Big Data also refers to the three V’s: Velocity, Variety, and Volume. Velocity means that data is available in real-time, which makes it relevant for immediate action or response. Variety refers to the different types of data collected (including text, image, video, etc.), while volume refers to the sheer amount of it all. Big Data can be classified into two further categories: structured and unstructured data. Structured data is what we typically think about when dealing with databases: tables, columns, and rows.
Unstructured data
Unstructured data consists of documents from word processing programs without a formal structure defined in their content. In addition to these classifications, scientists have developed a new one called semi-structured data, which allows for both kinds of classification. The third definition only deals with the volume aspect and might be classified as microdata or small volume data.
How to deal with big data
The first approach to dealing with Big Data was focusing on processing rather than storage, but now the two are intertwined. Even though it is technically possible to store all kinds of information nowadays, there are still actual costs associated with this unrestricted storage strategy. One alternative would be to prolong the time between collecting and storing data (think about how video can be streamed online). Another way around this problem is thinking about Big Data in terms of computation instead of storage.
Boosting computing power even further, GPUs (graphics cards) play an important role in handling Big Data by speeding up calculations. GPUs have been around since the mid-’90s but have seen a big boost in usage over the last few years for this kind of application.
Remember that scale-out architectures are preferred more and more instead of scaling up (adding more CPU, RAM, etc., to a single machine) because they can provide more scalable performance. There are some challenges associated with Big Data that go beyond just storage and processing issues.

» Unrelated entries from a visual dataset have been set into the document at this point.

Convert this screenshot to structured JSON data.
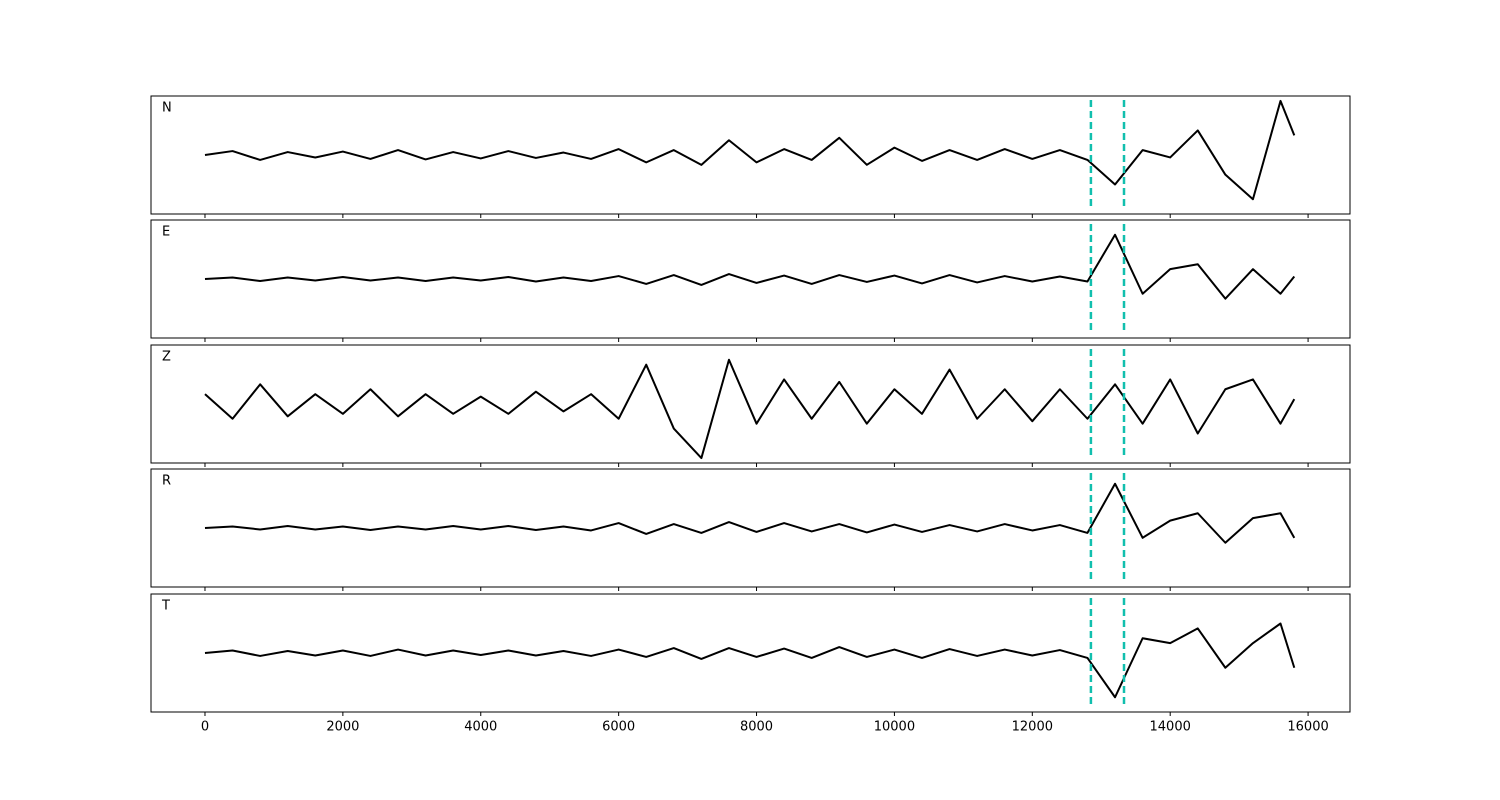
{
  "chart_data": [
    {
      "type": "line",
      "label": "N",
      "color": "#000000",
      "vline_color": "#11bfae",
      "vlines": [
        12850,
        13330
      ],
      "xlim": [
        -783,
        16608
      ],
      "xticks": [
        0,
        2000,
        4000,
        6000,
        8000,
        10000,
        12000,
        14000,
        16000
      ],
      "ylim": [
        -1.2,
        1.2
      ],
      "show_xticklabels": false,
      "x": [
        0,
        400,
        800,
        1200,
        1600,
        2000,
        2400,
        2800,
        3200,
        3600,
        4000,
        4400,
        4800,
        5200,
        5600,
        6000,
        6400,
        6800,
        7200,
        7600,
        8000,
        8400,
        8800,
        9200,
        9600,
        10000,
        10400,
        10800,
        11200,
        11600,
        12000,
        12400,
        12800,
        13200,
        13600,
        14000,
        14400,
        14800,
        15200,
        15600,
        15800
      ],
      "values": [
        0,
        0.08,
        -0.1,
        0.06,
        -0.05,
        0.07,
        -0.08,
        0.1,
        -0.09,
        0.06,
        -0.07,
        0.08,
        -0.06,
        0.05,
        -0.08,
        0.12,
        -0.15,
        0.1,
        -0.2,
        0.3,
        -0.15,
        0.12,
        -0.1,
        0.35,
        -0.2,
        0.15,
        -0.12,
        0.1,
        -0.1,
        0.12,
        -0.08,
        0.1,
        -0.1,
        -0.6,
        0.1,
        -0.05,
        0.5,
        -0.4,
        -0.9,
        1.1,
        0.4
      ]
    },
    {
      "type": "line",
      "label": "E",
      "color": "#000000",
      "vline_color": "#11bfae",
      "vlines": [
        12850,
        13330
      ],
      "xlim": [
        -783,
        16608
      ],
      "xticks": [
        0,
        2000,
        4000,
        6000,
        8000,
        10000,
        12000,
        14000,
        16000
      ],
      "ylim": [
        -1.2,
        1.2
      ],
      "show_xticklabels": false,
      "x": [
        0,
        400,
        800,
        1200,
        1600,
        2000,
        2400,
        2800,
        3200,
        3600,
        4000,
        4400,
        4800,
        5200,
        5600,
        6000,
        6400,
        6800,
        7200,
        7600,
        8000,
        8400,
        8800,
        9200,
        9600,
        10000,
        10400,
        10800,
        11200,
        11600,
        12000,
        12400,
        12800,
        13200,
        13600,
        14000,
        14400,
        14800,
        15200,
        15600,
        15800
      ],
      "values": [
        0,
        0.03,
        -0.04,
        0.03,
        -0.03,
        0.04,
        -0.03,
        0.03,
        -0.04,
        0.03,
        -0.03,
        0.04,
        -0.05,
        0.03,
        -0.04,
        0.06,
        -0.1,
        0.08,
        -0.12,
        0.1,
        -0.08,
        0.07,
        -0.1,
        0.08,
        -0.06,
        0.07,
        -0.09,
        0.08,
        -0.07,
        0.06,
        -0.05,
        0.05,
        -0.05,
        0.9,
        -0.3,
        0.2,
        0.3,
        -0.4,
        0.2,
        -0.3,
        0.05
      ]
    },
    {
      "type": "line",
      "label": "Z",
      "color": "#000000",
      "vline_color": "#11bfae",
      "vlines": [
        12850,
        13330
      ],
      "xlim": [
        -783,
        16608
      ],
      "xticks": [
        0,
        2000,
        4000,
        6000,
        8000,
        10000,
        12000,
        14000,
        16000
      ],
      "ylim": [
        -1.2,
        1.2
      ],
      "show_xticklabels": false,
      "x": [
        0,
        400,
        800,
        1200,
        1600,
        2000,
        2400,
        2800,
        3200,
        3600,
        4000,
        4400,
        4800,
        5200,
        5600,
        6000,
        6400,
        6800,
        7200,
        7600,
        8000,
        8400,
        8800,
        9200,
        9600,
        10000,
        10400,
        10800,
        11200,
        11600,
        12000,
        12400,
        12800,
        13200,
        13600,
        14000,
        14400,
        14800,
        15200,
        15600,
        15800
      ],
      "values": [
        0.2,
        -0.3,
        0.4,
        -0.25,
        0.2,
        -0.2,
        0.3,
        -0.25,
        0.2,
        -0.2,
        0.15,
        -0.2,
        0.25,
        -0.15,
        0.2,
        -0.3,
        0.8,
        -0.5,
        -1.1,
        0.9,
        -0.4,
        0.5,
        -0.3,
        0.45,
        -0.4,
        0.3,
        -0.2,
        0.7,
        -0.3,
        0.3,
        -0.35,
        0.3,
        -0.3,
        0.4,
        -0.4,
        0.5,
        -0.6,
        0.3,
        0.5,
        -0.4,
        0.1
      ]
    },
    {
      "type": "line",
      "label": "R",
      "color": "#000000",
      "vline_color": "#11bfae",
      "vlines": [
        12850,
        13330
      ],
      "xlim": [
        -783,
        16608
      ],
      "xticks": [
        0,
        2000,
        4000,
        6000,
        8000,
        10000,
        12000,
        14000,
        16000
      ],
      "ylim": [
        -1.2,
        1.2
      ],
      "show_xticklabels": false,
      "x": [
        0,
        400,
        800,
        1200,
        1600,
        2000,
        2400,
        2800,
        3200,
        3600,
        4000,
        4400,
        4800,
        5200,
        5600,
        6000,
        6400,
        6800,
        7200,
        7600,
        8000,
        8400,
        8800,
        9200,
        9600,
        10000,
        10400,
        10800,
        11200,
        11600,
        12000,
        12400,
        12800,
        13200,
        13600,
        14000,
        14400,
        14800,
        15200,
        15600,
        15800
      ],
      "values": [
        0,
        0.03,
        -0.03,
        0.04,
        -0.03,
        0.03,
        -0.04,
        0.03,
        -0.03,
        0.04,
        -0.03,
        0.04,
        -0.04,
        0.03,
        -0.05,
        0.1,
        -0.12,
        0.08,
        -0.1,
        0.12,
        -0.08,
        0.1,
        -0.07,
        0.08,
        -0.09,
        0.07,
        -0.08,
        0.06,
        -0.07,
        0.08,
        -0.05,
        0.06,
        -0.1,
        0.9,
        -0.2,
        0.15,
        0.3,
        -0.3,
        0.2,
        0.3,
        -0.2
      ]
    },
    {
      "type": "line",
      "label": "T",
      "color": "#000000",
      "vline_color": "#11bfae",
      "vlines": [
        12850,
        13330
      ],
      "xlim": [
        -783,
        16608
      ],
      "xticks": [
        0,
        2000,
        4000,
        6000,
        8000,
        10000,
        12000,
        14000,
        16000
      ],
      "ylim": [
        -1.2,
        1.2
      ],
      "show_xticklabels": true,
      "x": [
        0,
        400,
        800,
        1200,
        1600,
        2000,
        2400,
        2800,
        3200,
        3600,
        4000,
        4400,
        4800,
        5200,
        5600,
        6000,
        6400,
        6800,
        7200,
        7600,
        8000,
        8400,
        8800,
        9200,
        9600,
        10000,
        10400,
        10800,
        11200,
        11600,
        12000,
        12400,
        12800,
        13200,
        13600,
        14000,
        14400,
        14800,
        15200,
        15600,
        15800
      ],
      "values": [
        0,
        0.05,
        -0.06,
        0.04,
        -0.05,
        0.05,
        -0.06,
        0.07,
        -0.05,
        0.05,
        -0.04,
        0.05,
        -0.05,
        0.04,
        -0.06,
        0.07,
        -0.08,
        0.1,
        -0.12,
        0.1,
        -0.08,
        0.09,
        -0.1,
        0.12,
        -0.08,
        0.07,
        -0.1,
        0.08,
        -0.06,
        0.07,
        -0.05,
        0.06,
        -0.1,
        -0.9,
        0.3,
        0.2,
        0.5,
        -0.3,
        0.2,
        0.6,
        -0.3
      ]
    }
  ]
}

Privacy concerns, legal questions about ownership, and accountability play a role as well. With data volumes continuously growing exponentially, it is vital to address these questions sooner rather than later while new technologies permit us to make sense of Big Data quickly. Refer to RemoteDBA.com for more.
Side note: A heat map of one example context would be an image with different color shades to depict how hot or cold specific locations are compared to others. For example, a dark shade of red might mean very warm temperatures while blue would represent very cold ones and white would show average temperatures.

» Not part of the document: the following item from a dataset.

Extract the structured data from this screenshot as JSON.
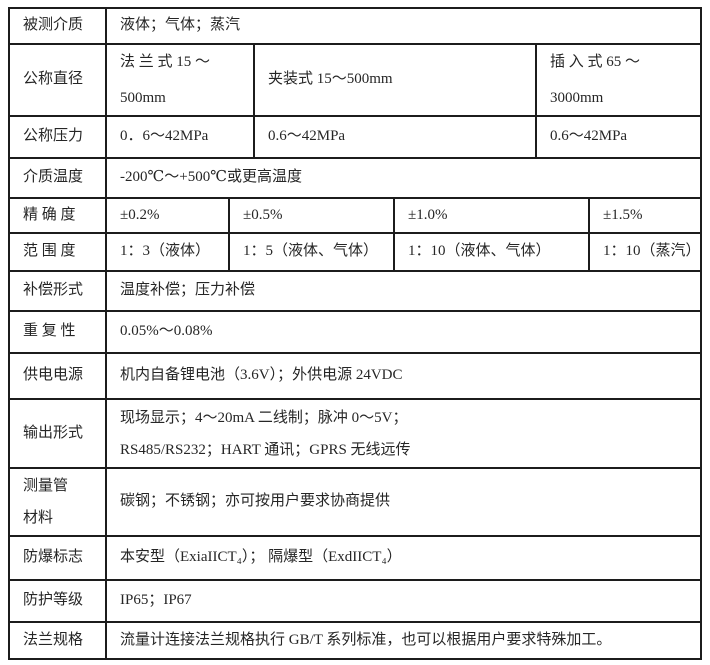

Boosting computing power even further, GPUs (graphics cards) play an important role in handling Big Data by speeding up calculations. GPUs have been around since the mid-’90s but have seen a big boost in usage over the last few years for this kind of application.
Big Data Challenges
One thing to remember is that scale-out architectures are preferred more and more instead of scaling up (adding more CPU, RAM, etc., to a single machine) because they can provide more scalable performance. That being said, there are some challenges associated with Big Data that go beyond just storage and processing issues. Privacy concerns, legal questions about ownership, and accountability play a role as well. With data volumes continuously growing exponentially, it is vital to address these questions sooner rather than later while new technologies permit us quickly o make sense of Big Daly.
There are plenty of resources available online about Big Data and course content is constantly being developed. Courses at the bachelor’s, master’s, and Ph.D. levels and MOOCs (massive open online courses) on platforms such as Udacity or edX can be found easily. Big data describes vast data sets that may be analyzed computationally to reveal patterns, trends, and associations, especially human behavior and interactions.